Somewhere along the line, our parents bequeath to us an obligatory invitation to join this life; but what does that really imply that they owe us, and we them? Somehow, I believe most people, if death trickles down in its right order, find themselves eventually standing on cool grass painted with cracks of mud as their fathers or mothers are buried, feeling their adulthood hanging loose upon them, like a father’s jacket upon his impish child. And while from objective angles they appear so well assembled, the awkwardness of such a burden feels painfully early. And just as reconciliation with him always seemed untimely, so did the idea that parents should ever die. At once, the cemetery ground seemed to conceal a field of buried cradles, a graveyard in which I seemed welcome.

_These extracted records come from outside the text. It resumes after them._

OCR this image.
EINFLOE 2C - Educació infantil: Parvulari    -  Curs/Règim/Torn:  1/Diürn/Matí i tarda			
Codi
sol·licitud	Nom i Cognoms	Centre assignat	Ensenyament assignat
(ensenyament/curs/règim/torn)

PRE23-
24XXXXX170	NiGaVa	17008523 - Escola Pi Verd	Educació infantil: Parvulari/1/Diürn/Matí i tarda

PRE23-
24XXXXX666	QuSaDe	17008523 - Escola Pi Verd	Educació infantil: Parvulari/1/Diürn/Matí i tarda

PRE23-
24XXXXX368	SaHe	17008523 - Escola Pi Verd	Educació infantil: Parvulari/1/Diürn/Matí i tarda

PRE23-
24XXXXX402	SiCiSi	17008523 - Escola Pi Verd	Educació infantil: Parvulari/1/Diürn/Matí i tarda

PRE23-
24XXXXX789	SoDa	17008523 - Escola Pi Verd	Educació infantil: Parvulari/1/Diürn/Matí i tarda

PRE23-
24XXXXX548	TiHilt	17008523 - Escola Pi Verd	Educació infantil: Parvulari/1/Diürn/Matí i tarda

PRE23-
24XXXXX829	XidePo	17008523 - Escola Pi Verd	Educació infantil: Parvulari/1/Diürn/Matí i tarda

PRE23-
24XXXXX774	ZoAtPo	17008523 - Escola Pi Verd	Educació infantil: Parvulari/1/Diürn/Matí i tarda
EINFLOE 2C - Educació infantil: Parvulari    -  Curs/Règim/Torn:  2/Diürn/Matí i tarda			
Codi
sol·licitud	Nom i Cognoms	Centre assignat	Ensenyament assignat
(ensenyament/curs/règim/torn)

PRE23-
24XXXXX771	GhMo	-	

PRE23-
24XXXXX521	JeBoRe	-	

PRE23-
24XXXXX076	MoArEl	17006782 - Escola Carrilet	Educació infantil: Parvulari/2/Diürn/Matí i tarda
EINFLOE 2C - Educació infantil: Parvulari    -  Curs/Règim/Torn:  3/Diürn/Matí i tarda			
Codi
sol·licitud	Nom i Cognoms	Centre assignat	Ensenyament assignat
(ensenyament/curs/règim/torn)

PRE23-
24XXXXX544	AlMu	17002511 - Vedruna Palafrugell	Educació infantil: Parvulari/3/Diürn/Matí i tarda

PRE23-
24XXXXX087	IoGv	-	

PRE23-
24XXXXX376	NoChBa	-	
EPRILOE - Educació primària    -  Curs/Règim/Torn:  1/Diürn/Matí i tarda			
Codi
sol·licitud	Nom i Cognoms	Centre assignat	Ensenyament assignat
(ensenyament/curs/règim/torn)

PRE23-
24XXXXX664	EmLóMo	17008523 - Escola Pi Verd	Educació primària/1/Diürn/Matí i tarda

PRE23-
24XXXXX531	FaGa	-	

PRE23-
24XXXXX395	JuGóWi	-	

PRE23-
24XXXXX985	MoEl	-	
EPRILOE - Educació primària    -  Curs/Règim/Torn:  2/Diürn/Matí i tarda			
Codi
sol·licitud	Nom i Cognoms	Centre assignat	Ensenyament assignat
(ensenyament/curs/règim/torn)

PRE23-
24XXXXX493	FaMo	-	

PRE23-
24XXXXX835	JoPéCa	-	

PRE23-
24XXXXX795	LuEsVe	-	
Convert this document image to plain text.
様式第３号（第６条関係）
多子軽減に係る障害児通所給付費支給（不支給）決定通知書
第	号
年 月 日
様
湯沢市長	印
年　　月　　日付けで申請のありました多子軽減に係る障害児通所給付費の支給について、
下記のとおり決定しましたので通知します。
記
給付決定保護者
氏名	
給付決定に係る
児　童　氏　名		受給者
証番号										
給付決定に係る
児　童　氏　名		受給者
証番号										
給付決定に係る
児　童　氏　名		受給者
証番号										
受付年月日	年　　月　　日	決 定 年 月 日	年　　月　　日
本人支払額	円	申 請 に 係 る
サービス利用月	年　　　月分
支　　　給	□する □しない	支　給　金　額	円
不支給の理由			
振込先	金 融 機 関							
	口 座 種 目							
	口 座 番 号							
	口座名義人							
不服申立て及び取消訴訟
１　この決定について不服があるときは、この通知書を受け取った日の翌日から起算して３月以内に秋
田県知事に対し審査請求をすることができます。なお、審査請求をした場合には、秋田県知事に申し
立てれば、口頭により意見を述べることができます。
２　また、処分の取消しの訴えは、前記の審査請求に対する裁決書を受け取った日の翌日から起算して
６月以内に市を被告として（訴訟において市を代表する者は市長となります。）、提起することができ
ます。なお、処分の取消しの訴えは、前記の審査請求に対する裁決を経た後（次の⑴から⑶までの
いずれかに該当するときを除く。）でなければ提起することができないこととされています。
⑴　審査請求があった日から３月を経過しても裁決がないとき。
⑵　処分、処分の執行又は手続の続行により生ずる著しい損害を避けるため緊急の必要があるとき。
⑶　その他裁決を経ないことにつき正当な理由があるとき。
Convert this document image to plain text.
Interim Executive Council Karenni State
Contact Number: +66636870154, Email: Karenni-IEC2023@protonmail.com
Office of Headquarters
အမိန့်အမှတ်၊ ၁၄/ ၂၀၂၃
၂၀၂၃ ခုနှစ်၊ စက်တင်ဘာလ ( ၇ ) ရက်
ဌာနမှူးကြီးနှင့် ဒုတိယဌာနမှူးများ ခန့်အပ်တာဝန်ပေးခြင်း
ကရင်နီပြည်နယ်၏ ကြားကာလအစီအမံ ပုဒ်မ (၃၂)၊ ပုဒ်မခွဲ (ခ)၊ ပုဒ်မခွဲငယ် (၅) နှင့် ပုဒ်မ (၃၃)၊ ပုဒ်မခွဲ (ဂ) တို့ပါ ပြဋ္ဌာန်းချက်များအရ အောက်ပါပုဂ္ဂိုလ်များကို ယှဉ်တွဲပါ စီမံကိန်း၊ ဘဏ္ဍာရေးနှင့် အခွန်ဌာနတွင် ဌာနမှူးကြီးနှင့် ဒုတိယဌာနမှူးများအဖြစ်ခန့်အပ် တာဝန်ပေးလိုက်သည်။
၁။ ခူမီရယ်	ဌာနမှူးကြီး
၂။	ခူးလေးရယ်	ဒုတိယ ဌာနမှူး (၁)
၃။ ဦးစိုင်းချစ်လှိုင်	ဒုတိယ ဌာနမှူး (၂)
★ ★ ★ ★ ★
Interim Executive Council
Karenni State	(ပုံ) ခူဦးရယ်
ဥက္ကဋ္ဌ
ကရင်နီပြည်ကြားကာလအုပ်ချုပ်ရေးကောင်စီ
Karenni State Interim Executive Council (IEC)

When I began kindergarten, I became unduly sick, and eventually, after doctor and priest failed to bring relief, I received Last Rights. I lost a third of my body weight and could not keep down any food and was feverish for months. My father took off from work and drove me to Washington’s Crossing in New Jersey. Various rocks were labeled with plaques describing their significance to the war. However, I was too weak to walk around much, and he carried me to the cafeteria in a building dedicated to Washington Crossing history. He bought me a hamburger, ginger ale, and bag of sour cream and onion chips. I ate them in his car, which he drove up on the grass to face the river closely. “It’s nice to have the day off from school once in awhile, isn’t it?” he said. My fever throbbed in my ear drums and I vomited out my car door. When I finished, I crinkled the green potato chip bag and sat quietly in my seat, feeling I had disappointed him by being unable to keep my food down. When so many people so desperately hoped I would get well, I felt anxious to do so. My father looked at me and pointed toward the river.“A long time ago, England owned America.” I knew this. “And George Washington led a revolution to free the Americans from the English, who weren’t being very nice to the Americans. It seemed like they were going to lose, and a lot of people gave up. But then George Washington had the idea to sneak up on them by crossing this river while the English were sleeping. Because of that, they won the war. That’s why this is called Washington’s Crossing.”
I looked at the river. The winter was giving way to spring and the water could have either been freezing or warm. Either way I remember it being blue, though it probably was a muddy shade of green, as it is every time I pass it now. I asked him if it had been cold when they crossed it.